When action: "comment_created", the eventable object contains:





  • 
id

  • 
timestamps

  • 
body.plain_text and body.html

  • 
creator

  • 
reactions_url

  • 
url






Notes





  •  Specific “particulars” (e.g., which user was assigned/unassigned) are not included — clients should re-fetch the card for detailed context. 
  •  URLs include the account slug to support multi-tenancy. 
  • The column information is added only when there is something happening which is based on column (like changing the column).










2) Slack-Compatible Format





Triggered when the webhook URL matches:





https://hooks.slack.com/services/...






Content-Type: application/json





Body:





{ "text": "<mrkdwn text>" }






Conversion rules:





  • 
HTML → Slack mrkdwn

  • 
<a href="url">text</a><url|text>

  • 
<b>*bold*

  • 
<i>_italic_

  • 
All other HTML stripped






Example output:





David added Logo refresh ↗︎ https://fizzy.localhost:3006/1234567/cards/42











3) Basecamp Campfire (Chat Line)





Recognized when the URL matches:





/\d+/integrations/[^/]+/buckets/\d+/chats/\d+/lines






Content-Type: application/x-www-form-urlencoded





Body:





content=<html_snippet>






The snippet is the same HTML described below, URL-encoded.










4) Campfire-Compatible HTML





Matched when the URL resembles:





/rooms/\d+/\d+-[^/]+/messages






Content-Type: text/html





Body: raw HTML snippet.










HTML Template (Shared by Slack / Basecamp / Campfire)

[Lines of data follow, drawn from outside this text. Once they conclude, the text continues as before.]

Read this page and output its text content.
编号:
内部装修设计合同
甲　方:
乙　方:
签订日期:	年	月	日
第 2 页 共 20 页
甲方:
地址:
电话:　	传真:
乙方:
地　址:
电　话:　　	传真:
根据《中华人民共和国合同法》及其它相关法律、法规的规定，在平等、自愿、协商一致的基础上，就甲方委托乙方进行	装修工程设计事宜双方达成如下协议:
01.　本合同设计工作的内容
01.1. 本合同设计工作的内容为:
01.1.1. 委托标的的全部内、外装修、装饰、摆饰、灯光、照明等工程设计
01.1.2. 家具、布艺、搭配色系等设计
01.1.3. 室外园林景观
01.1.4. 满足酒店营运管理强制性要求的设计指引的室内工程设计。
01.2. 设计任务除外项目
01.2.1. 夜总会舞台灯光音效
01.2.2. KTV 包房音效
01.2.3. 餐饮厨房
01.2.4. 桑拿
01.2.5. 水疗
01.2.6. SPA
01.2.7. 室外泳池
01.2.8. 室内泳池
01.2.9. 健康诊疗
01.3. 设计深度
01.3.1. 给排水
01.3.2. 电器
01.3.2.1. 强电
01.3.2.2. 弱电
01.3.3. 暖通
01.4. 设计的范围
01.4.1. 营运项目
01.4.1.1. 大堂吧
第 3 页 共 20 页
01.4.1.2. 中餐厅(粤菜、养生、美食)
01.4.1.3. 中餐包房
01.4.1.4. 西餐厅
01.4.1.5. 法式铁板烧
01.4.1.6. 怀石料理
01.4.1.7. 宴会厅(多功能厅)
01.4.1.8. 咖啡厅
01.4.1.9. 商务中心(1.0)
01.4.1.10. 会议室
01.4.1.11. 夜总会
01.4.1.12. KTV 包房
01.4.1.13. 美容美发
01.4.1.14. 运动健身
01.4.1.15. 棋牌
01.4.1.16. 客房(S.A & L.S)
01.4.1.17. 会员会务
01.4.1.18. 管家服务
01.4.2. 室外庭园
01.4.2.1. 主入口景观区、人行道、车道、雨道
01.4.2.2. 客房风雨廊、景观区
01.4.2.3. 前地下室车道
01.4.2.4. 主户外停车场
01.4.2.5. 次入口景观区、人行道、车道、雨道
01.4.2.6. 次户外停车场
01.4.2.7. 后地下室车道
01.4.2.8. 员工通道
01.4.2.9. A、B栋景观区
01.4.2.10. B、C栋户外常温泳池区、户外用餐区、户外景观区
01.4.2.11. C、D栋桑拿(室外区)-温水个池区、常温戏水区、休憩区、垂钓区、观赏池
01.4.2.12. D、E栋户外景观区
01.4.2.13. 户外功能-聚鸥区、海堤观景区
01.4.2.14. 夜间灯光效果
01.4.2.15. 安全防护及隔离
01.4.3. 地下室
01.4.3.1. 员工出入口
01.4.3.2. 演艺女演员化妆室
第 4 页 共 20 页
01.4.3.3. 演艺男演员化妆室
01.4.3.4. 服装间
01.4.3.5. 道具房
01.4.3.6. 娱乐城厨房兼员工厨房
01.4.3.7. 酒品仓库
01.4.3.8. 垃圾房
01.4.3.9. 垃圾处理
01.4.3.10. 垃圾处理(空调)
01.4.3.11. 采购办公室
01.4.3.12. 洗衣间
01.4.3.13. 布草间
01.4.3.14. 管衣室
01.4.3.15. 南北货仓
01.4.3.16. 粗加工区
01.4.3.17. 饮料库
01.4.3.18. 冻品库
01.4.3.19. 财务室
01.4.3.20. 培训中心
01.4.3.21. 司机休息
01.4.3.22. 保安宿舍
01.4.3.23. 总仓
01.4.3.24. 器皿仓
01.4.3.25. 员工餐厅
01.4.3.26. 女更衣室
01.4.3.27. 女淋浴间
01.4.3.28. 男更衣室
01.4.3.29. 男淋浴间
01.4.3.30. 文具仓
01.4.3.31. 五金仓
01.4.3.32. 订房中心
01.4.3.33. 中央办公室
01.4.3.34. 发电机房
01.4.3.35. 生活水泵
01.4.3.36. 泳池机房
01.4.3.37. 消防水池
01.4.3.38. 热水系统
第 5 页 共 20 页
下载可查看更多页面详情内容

Rendered from app/views/webhooks/event.html.erb:





<plain sentence about the event>
<a href="https://...">↗︎</a>






Rules:





  • 
Sentences come from Event::Description

  • 
Personalized when Fizzy knows the acting user (“You added…”)

  • 
Comments use “{creator} commented on {card title}”

  • 
Link points to the card or comment URL











Delivery Flow Overview





Inside Fizzy:





  1. 
Cards and comments emit events through the Eventable concern

  2. 
Event::WebhookDispatchJob identifies relevant active webhooks

  3. 
Each webhook delivery is enqueued as a Webhook::Delivery

  4. 
Webhook::DeliveryJob sends the request, records metadata, and handles success/failure

  5. 
Excessive failures deactivate the webhook automatically






This keeps webhook delivery reliable and auditable without blocking the main application.










Final Notes





This post should serve as a complete, implementable reference until official documentation appears. If you’re building integrations – Slack apps, internal automations, reporting scripts, or custom activity feeds, this covers everything Fizzy emits today.